Al precipitarse las elecciones catalanas, gallegas y vascas, a los doctos analistas les ha faltado tiempo para blasfemar contra la sobredosis de urnas. Exigen contención a los convocantes al voto, los más dotados numéricamente detallan el coste de este derroche, como si la Administración saliera gratis el resto de días. Los lectores esperamos que este odio a la agenda electoral conlleve de inmediato el salto desde el artículo indignado a algún otro asunto urgente, que los artificiosos comicios pretenden encubrir. Cuál no será nuestra sorpresa al comprobar que los exorcistas del voto nos endosan a continuación dos folios sobre el ritual saturado de las urnas. Obligan a plantearse racionalmente de qué escribirían si Torra, Feijóo y Urkullu no apretaran con tanta frivolidad el botón nuclear.

Se alegará que la denuncia del diluvio de elecciones para seguir escribiendo de elecciones es un vicio antiguo. Sin embargo, la suspicacia que era obligatoria en otros tiempos para los periodistas no pasará por alto la extraña coincidencia de que la denuncia de las urnas, en teoría por su profusión, se intensifique ahora que vuelven a ganar las izquierdas. O peor todavía, los nacionalistas. Este sesgo concede al menos un sustrato racional a los enemigos del apretado calendario de comicios. Las urnas son recomendables si garantizan el vencedor adecuado, pero impertinentes en caso contrario.

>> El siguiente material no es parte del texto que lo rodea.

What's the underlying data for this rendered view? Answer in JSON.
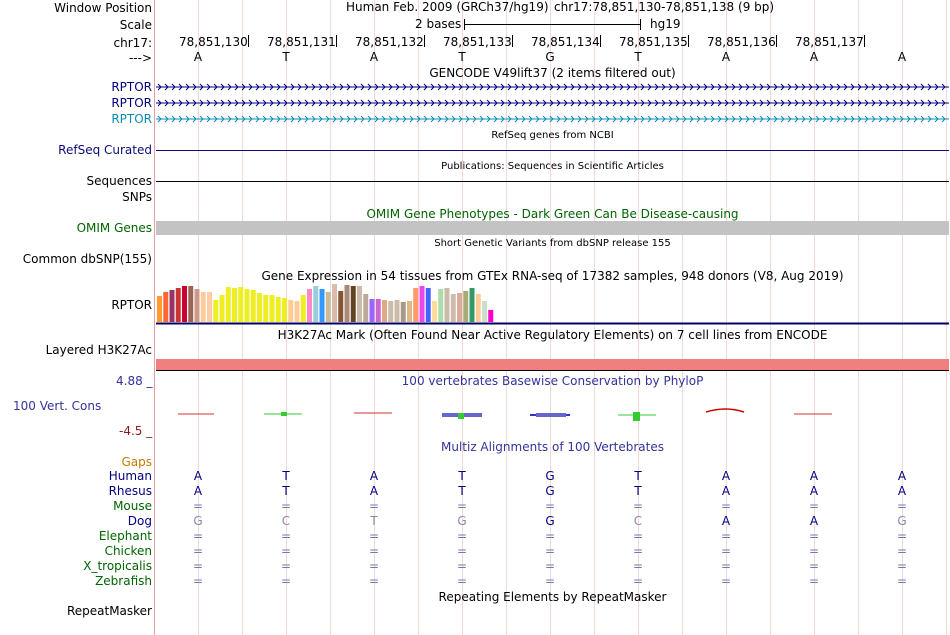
{
  "header": {
    "window_position_label": "Window Position",
    "scale_label": "Scale",
    "chr_label": "chr17:",
    "arrow_label": "--->",
    "assembly": "Human Feb. 2009 (GRCh37/hg19)",
    "position": "chr17:78,851,130-78,851,138 (9 bp)",
    "scale_text": "2 bases",
    "db": "hg19",
    "coordinates": [
      "78,851,130",
      "78,851,131",
      "78,851,132",
      "78,851,133",
      "78,851,134",
      "78,851,135",
      "78,851,136",
      "78,851,137"
    ],
    "sequence": [
      "A",
      "T",
      "A",
      "T",
      "G",
      "T",
      "A",
      "A",
      "A"
    ]
  },
  "tracks": {
    "gencode_title": "GENCODE V49lift37 (2 items filtered out)",
    "gencode_items": [
      "RPTOR",
      "RPTOR",
      "RPTOR"
    ],
    "refseq_title": "RefSeq genes from NCBI",
    "refseq_label": "RefSeq Curated",
    "pubs_title": "Publications: Sequences in Scientific Articles",
    "pubs_label1": "Sequences",
    "pubs_label2": "SNPs",
    "omim_title": "OMIM Gene Phenotypes - Dark Green Can Be Disease-causing",
    "omim_label": "OMIM Genes",
    "dbsnp_title": "Short Genetic Variants from dbSNP release 155",
    "dbsnp_label": "Common dbSNP(155)",
    "gtex_title": "Gene Expression in 54 tissues from GTEx RNA-seq of 17382 samples, 948 donors (V8, Aug 2019)",
    "gtex_label": "RPTOR",
    "h3k27_title": "H3K27Ac Mark (Often Found Near Active Regulatory Elements) on 7 cell lines from ENCODE",
    "h3k27_label": "Layered H3K27Ac",
    "cons_title": "100 vertebrates Basewise Conservation by PhyloP",
    "cons_label": "100 Vert. Cons",
    "cons_max": "4.88 _",
    "cons_min": "-4.5 _",
    "multiz_title": "Multiz Alignments of 100 Vertebrates",
    "rmsk_title": "Repeating Elements by RepeatMasker",
    "rmsk_label": "RepeatMasker"
  },
  "multiz": {
    "gaps_label": "Gaps",
    "species": [
      {
        "name": "Human",
        "bases": [
          "A",
          "T",
          "A",
          "T",
          "G",
          "T",
          "A",
          "A",
          "A"
        ]
      },
      {
        "name": "Rhesus",
        "bases": [
          "A",
          "T",
          "A",
          "T",
          "G",
          "T",
          "A",
          "A",
          "A"
        ]
      },
      {
        "name": "Mouse",
        "bases": [
          "=",
          "=",
          "=",
          "=",
          "=",
          "=",
          "=",
          "=",
          "="
        ]
      },
      {
        "name": "Dog",
        "bases": [
          "G",
          "C",
          "T",
          "G",
          "G",
          "C",
          "A",
          "A",
          "G"
        ]
      },
      {
        "name": "Elephant",
        "bases": [
          "=",
          "=",
          "=",
          "=",
          "=",
          "=",
          "=",
          "=",
          "="
        ]
      },
      {
        "name": "Chicken",
        "bases": [
          "=",
          "=",
          "=",
          "=",
          "=",
          "=",
          "=",
          "=",
          "="
        ]
      },
      {
        "name": "X_tropicalis",
        "bases": [
          "=",
          "=",
          "=",
          "=",
          "=",
          "=",
          "=",
          "=",
          "="
        ]
      },
      {
        "name": "Zebrafish",
        "bases": [
          "=",
          "=",
          "=",
          "=",
          "=",
          "=",
          "=",
          "=",
          "="
        ]
      }
    ]
  },
  "chart_data": {
    "type": "bar",
    "title": "Gene Expression in 54 tissues from GTEx RNA-seq of 17382 samples, 948 donors (V8, Aug 2019)",
    "values": [
      26,
      30,
      32,
      34,
      36,
      36,
      33,
      30,
      30,
      22,
      27,
      35,
      34,
      35,
      33,
      32,
      29,
      27,
      27,
      25,
      24,
      22,
      21,
      27,
      33,
      36,
      33,
      30,
      38,
      31,
      37,
      36,
      36,
      28,
      23,
      23,
      22,
      21,
      22,
      20,
      21,
      34,
      36,
      34,
      21,
      33,
      34,
      28,
      29,
      31,
      34,
      28,
      21,
      12
    ],
    "colors": [
      "#ff9933",
      "#ff6633",
      "#993366",
      "#cc3333",
      "#cc0033",
      "#996655",
      "#cc9988",
      "#ffcc99",
      "#ffccaa",
      "#eeee22",
      "#eeee22",
      "#eeee22",
      "#eeee22",
      "#eeee22",
      "#eeee22",
      "#eeee22",
      "#eeee22",
      "#eeee22",
      "#eeee22",
      "#eeee22",
      "#eeee22",
      "#ffcc99",
      "#ffcc99",
      "#eeee22",
      "#ff88cc",
      "#99ccdd",
      "#3399ff",
      "#ccbb99",
      "#ddbbaa",
      "#885533",
      "#aa8877",
      "#664422",
      "#ccbbaa",
      "#bbaa99",
      "#9966ff",
      "#cc66cc",
      "#ddaa88",
      "#ccbbaa",
      "#ccbbaa",
      "#aa9988",
      "#ddbb88",
      "#ff9966",
      "#ee44ee",
      "#4466ff",
      "#ffdd99",
      "#aaddaa",
      "#ccbbaa",
      "#ccbbaa",
      "#ddaa99",
      "#aaaa77",
      "#339966",
      "#ffcc99",
      "#ccddcc",
      "#ff00cc"
    ]
  }
}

Antes de que ustedes caigan en la cuenta de que hemos recurrido al viejo truco de criticar a quienes critican las elecciones para seguir hablando de elecciones, resolveremos el enigma fundamental. ¿Por qué aflora de repente esta animadversión solapada a las urnas? Muy sencillo, un movimiento subterráneo mundial apuesta por una reducción sustancial de las consultas a la ciudadanía. Todo contra el pueblo pero sin el pueblo, y no conviene ser el último en apuntarse a la moda.